Прибор стоял на колокольне, провода тянулись от него к большому колоколу. Песочные часы отмечали время.

Сам квадратный, ножки кривые, на лбу бее шишечки, щупальца двойные от темени вверх. И острозадый кулек — то ли рот раструбом, то ли ухо.

Пускали по одному, без толчеи. Голос был слышен тихо, надо было вплотную приклонить ухо, оттого казалось, что каждому нашептано что-то свое, особое.

Ну, что говорил?— допытывались у выходивших на монастырский двор.
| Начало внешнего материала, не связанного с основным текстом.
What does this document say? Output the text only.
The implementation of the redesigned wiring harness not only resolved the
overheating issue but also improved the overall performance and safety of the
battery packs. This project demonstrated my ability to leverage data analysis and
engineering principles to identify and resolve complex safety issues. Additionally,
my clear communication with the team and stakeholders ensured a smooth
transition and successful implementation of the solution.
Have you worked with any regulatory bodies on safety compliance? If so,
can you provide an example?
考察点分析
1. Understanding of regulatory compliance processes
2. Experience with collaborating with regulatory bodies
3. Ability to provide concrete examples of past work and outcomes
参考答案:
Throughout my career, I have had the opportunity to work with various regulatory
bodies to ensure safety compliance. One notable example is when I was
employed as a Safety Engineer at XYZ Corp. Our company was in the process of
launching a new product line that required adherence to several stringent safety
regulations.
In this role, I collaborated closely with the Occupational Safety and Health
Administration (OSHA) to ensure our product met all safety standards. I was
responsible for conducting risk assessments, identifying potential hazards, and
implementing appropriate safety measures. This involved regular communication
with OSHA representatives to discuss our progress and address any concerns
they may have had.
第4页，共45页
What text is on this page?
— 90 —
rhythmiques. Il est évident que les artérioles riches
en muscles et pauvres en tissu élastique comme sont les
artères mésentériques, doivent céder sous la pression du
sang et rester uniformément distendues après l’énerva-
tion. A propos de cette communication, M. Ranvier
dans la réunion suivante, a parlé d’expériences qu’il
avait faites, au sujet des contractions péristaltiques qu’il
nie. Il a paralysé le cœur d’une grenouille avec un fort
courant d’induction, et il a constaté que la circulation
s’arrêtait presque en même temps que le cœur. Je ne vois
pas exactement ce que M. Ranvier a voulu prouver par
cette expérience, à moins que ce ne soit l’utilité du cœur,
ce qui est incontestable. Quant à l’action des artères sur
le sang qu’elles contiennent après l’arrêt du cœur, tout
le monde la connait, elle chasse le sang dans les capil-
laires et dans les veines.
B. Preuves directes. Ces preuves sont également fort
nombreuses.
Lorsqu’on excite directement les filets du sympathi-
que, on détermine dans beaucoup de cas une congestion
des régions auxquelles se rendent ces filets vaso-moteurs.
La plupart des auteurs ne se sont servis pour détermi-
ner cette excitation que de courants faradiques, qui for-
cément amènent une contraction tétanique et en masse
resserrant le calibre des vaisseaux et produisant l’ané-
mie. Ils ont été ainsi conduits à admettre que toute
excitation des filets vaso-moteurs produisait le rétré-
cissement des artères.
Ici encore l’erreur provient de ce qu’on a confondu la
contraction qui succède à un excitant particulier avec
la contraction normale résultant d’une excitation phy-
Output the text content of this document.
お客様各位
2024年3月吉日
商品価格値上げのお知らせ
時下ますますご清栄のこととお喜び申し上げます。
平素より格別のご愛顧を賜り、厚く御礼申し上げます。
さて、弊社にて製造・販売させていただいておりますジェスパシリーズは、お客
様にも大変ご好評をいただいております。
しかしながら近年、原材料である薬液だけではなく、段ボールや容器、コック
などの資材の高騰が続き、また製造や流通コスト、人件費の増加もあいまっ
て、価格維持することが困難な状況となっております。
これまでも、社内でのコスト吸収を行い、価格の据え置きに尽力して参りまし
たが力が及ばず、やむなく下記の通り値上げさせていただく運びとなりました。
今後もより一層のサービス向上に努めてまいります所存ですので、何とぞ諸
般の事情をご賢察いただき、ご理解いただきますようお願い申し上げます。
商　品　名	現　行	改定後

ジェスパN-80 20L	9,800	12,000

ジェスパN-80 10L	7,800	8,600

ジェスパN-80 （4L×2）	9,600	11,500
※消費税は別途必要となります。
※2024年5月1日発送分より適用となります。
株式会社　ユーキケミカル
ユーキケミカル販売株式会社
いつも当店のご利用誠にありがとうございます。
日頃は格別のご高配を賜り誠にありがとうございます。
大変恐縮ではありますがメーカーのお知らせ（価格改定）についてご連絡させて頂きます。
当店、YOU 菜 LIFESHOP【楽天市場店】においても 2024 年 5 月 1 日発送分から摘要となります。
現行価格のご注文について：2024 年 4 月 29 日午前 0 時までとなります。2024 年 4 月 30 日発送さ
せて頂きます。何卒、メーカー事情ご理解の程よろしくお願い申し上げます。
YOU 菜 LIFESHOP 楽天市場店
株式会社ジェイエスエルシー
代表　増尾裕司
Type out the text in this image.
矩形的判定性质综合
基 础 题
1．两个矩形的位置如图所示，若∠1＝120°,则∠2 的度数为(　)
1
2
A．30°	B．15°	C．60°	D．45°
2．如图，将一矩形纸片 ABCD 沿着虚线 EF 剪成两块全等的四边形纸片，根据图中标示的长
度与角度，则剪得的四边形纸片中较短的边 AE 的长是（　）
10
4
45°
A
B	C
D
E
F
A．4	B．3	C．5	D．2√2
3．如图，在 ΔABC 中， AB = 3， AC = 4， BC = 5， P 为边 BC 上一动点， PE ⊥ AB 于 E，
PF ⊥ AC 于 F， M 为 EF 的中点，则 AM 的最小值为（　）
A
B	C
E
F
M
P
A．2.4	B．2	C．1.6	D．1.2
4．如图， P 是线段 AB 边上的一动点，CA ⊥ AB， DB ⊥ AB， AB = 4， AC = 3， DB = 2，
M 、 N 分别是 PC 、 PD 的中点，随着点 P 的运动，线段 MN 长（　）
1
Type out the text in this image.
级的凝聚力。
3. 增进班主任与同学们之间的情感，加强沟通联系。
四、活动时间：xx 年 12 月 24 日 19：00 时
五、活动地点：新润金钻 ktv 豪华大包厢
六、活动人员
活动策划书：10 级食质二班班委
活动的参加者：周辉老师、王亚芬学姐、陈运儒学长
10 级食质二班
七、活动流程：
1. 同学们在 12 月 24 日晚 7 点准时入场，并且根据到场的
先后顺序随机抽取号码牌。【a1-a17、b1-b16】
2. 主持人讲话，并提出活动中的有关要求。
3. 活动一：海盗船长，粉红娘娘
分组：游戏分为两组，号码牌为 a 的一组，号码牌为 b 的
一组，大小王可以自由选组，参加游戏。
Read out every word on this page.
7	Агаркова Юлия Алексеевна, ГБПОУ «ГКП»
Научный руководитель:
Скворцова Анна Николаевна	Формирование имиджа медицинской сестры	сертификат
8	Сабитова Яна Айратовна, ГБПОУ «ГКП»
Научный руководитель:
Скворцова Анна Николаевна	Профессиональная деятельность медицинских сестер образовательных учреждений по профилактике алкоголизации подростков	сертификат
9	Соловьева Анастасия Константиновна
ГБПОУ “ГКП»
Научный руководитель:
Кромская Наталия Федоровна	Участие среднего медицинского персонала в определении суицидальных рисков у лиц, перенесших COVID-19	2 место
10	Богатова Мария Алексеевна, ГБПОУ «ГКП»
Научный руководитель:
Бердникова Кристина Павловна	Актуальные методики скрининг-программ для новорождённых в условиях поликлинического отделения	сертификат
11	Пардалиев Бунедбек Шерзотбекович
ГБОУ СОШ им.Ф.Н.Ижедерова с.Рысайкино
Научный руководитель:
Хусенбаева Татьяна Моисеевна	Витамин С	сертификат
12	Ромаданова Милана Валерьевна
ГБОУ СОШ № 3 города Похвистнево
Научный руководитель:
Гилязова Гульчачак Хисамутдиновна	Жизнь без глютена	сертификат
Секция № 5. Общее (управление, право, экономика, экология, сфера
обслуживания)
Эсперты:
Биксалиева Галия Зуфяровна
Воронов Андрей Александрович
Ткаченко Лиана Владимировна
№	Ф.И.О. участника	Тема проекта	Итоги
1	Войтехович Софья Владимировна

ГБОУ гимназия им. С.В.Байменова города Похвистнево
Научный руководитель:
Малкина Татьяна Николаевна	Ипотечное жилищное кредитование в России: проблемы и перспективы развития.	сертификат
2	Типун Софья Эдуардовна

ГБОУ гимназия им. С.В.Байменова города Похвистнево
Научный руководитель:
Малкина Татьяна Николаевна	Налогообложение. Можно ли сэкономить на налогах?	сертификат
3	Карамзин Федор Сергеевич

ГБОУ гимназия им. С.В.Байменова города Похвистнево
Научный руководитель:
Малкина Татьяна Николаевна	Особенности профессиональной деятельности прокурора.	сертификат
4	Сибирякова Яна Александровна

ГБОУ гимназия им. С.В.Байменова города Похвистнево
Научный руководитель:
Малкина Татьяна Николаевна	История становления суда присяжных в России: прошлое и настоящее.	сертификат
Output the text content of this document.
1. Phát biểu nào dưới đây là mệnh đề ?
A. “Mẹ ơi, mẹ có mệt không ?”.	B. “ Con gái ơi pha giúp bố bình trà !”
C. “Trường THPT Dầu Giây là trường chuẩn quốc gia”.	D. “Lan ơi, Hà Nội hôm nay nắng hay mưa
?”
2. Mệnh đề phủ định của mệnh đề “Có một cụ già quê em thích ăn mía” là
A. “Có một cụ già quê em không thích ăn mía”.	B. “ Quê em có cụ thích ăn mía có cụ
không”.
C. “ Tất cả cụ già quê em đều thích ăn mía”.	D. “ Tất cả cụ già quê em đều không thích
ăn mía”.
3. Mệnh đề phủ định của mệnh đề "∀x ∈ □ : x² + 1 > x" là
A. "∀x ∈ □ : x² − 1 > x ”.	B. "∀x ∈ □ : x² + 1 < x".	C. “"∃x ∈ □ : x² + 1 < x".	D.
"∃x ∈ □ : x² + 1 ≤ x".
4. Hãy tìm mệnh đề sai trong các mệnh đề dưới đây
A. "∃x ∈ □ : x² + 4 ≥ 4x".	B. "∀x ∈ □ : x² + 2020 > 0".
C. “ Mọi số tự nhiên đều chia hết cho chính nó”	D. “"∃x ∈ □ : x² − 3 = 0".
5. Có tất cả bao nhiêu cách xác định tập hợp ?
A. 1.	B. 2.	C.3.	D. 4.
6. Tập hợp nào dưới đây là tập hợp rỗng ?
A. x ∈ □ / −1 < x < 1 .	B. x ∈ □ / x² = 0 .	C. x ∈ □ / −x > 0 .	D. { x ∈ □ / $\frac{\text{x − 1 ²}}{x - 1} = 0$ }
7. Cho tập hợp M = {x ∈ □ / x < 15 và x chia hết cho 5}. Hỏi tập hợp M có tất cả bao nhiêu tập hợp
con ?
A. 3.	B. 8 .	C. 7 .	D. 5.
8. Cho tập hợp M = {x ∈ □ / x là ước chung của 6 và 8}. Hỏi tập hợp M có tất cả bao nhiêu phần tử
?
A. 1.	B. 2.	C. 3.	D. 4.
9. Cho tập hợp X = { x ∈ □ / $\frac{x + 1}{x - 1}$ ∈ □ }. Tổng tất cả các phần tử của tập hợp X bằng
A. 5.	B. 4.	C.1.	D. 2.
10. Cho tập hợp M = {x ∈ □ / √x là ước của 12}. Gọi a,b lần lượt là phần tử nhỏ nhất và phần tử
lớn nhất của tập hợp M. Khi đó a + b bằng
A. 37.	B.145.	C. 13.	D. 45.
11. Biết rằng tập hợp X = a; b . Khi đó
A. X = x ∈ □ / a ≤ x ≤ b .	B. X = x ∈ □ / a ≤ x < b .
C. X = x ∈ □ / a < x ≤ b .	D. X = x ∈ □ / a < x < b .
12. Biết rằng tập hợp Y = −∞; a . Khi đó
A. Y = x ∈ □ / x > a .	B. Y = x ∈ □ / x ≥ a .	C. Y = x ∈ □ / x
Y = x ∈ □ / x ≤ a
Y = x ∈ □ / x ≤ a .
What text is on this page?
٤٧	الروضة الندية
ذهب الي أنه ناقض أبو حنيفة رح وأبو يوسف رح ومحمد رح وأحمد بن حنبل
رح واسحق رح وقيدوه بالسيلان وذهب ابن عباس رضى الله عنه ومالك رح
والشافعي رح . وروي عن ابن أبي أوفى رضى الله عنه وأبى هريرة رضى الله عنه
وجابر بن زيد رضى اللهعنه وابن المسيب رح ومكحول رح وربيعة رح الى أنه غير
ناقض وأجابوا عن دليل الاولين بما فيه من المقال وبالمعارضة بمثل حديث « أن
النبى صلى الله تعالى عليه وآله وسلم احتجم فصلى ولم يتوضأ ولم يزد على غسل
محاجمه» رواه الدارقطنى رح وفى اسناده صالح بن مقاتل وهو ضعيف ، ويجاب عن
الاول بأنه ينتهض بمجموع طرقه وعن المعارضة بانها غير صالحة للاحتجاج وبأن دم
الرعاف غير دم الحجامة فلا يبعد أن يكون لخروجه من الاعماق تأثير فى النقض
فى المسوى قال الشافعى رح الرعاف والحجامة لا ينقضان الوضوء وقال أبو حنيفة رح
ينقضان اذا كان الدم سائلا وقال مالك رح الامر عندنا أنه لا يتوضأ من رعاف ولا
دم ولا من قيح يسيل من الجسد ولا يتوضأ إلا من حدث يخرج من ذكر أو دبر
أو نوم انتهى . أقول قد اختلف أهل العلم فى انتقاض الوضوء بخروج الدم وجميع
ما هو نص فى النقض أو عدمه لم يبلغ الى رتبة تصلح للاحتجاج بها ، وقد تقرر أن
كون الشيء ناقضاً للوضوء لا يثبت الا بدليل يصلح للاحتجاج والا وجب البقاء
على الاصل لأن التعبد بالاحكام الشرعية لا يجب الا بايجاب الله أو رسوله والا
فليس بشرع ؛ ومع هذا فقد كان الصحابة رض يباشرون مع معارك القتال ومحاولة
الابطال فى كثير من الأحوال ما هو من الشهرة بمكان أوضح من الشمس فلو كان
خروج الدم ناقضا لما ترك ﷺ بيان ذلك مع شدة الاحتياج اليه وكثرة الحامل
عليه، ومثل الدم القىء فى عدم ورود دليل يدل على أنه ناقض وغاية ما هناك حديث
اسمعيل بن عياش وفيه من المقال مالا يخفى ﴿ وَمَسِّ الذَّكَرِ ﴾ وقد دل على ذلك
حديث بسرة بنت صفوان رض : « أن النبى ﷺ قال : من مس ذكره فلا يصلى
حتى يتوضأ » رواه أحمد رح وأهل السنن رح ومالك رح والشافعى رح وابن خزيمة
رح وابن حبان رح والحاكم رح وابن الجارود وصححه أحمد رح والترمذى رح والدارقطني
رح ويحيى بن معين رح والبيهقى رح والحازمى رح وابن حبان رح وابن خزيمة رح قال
Поставь, говорит, ноги пошире и нагибайся, говорит, правой рукой к левой ноге, а левой рукой — к правой.


9

Смелей, смелей! пусть не смущает нас возникающий из фантастических сцеплений мир, который запечатлевал или преображал вокруг себя все еще не разгаданный, пожалуй, вегетарианец и садовод с большим ртом, в пенсне, сапогах и толстовке с оттопыренным нагрудным карманом. Вот он уже и ростом оказался крупней, как будто приблизился, не ему думать о скрытых внутренних каблучках, чтобы казаться выше, и томления недомерка следовало передать кому-то другому. Этот философ простой жизни вообще сам оказывался не так прост и жил не просто; в своем маленьком уголке он прислушивался к голосам и веяниям большого мира, переводя их на свой самодельный, не сразу понятный язык. В его крохотном, прикорнувшем за лесами пространстве отражались по-своему те же стихии, через него проходили те же волны, что окутывали всю землю и пронизывали страну, они овевали жизнь, взраставшую на местном навозе, и на перекрещенье рождались неожиданные плоды... Вот проявился из марева дальний монастырь, с колокольни еще не сняты колокола, трава проросла между камней кладки, доносятся отголоски толков о кривоногом устройстве, в раструб которого можно было не только услышать слова из далекого центрального источника, но и нашептать туда, к источнику, свое — да не допускали. Стынет в сумерках городок. Грязь подмерзла, стучит по ветру белье. Из облака лунной пыли, как в акте творения, рождаются и твердеют силуэты домов, очертания голых ветвей. Призрачно светятся белые стены торговых рядов, закутанные в платки фигуры прячутся в тени, жмутся к подворотням. Но вот отделилась от тени тень, скользнула к закрытым дверям бывшей обувной торговли, и тотчас к ней бесшумно, точно ночные зверьки, сбегаются другие, выстраиваются в мгновенную бесплотную очередь. Накануне объявили разверстку распределения галош по уезду — был слух, что с утра начнут выдавать. «Разойдись! — приближается голос милицейского стража.— Разойдись, стрелять буду!» — и тени так же бесшумно рассыпаются, исчезают в тени. Мы видим это, мы слышим это вместе с Лизавиным ясней, чем то, что окружает нас — разве читающий эти строки воспринимает сейчас голоса и лица вокруг себя? Мы все плотней осваиваемся в воздухе чужой жизни, среди людей, которые для нас достоверней и ближе, чем вон тот исчезнувший прохожий за окном. Колеблется на фитиле огонек, вздрагивают переломленные тени. Печка гудит, красный отсвет из открытой дверцы падает на чужие листы, и снова все гаснет.


10

Букв не разобрать впотьмах — да нужен ли свет? Это можно читать и так, потому что все знаешь на память, до расположения строк на странице и нечаянных опечаток.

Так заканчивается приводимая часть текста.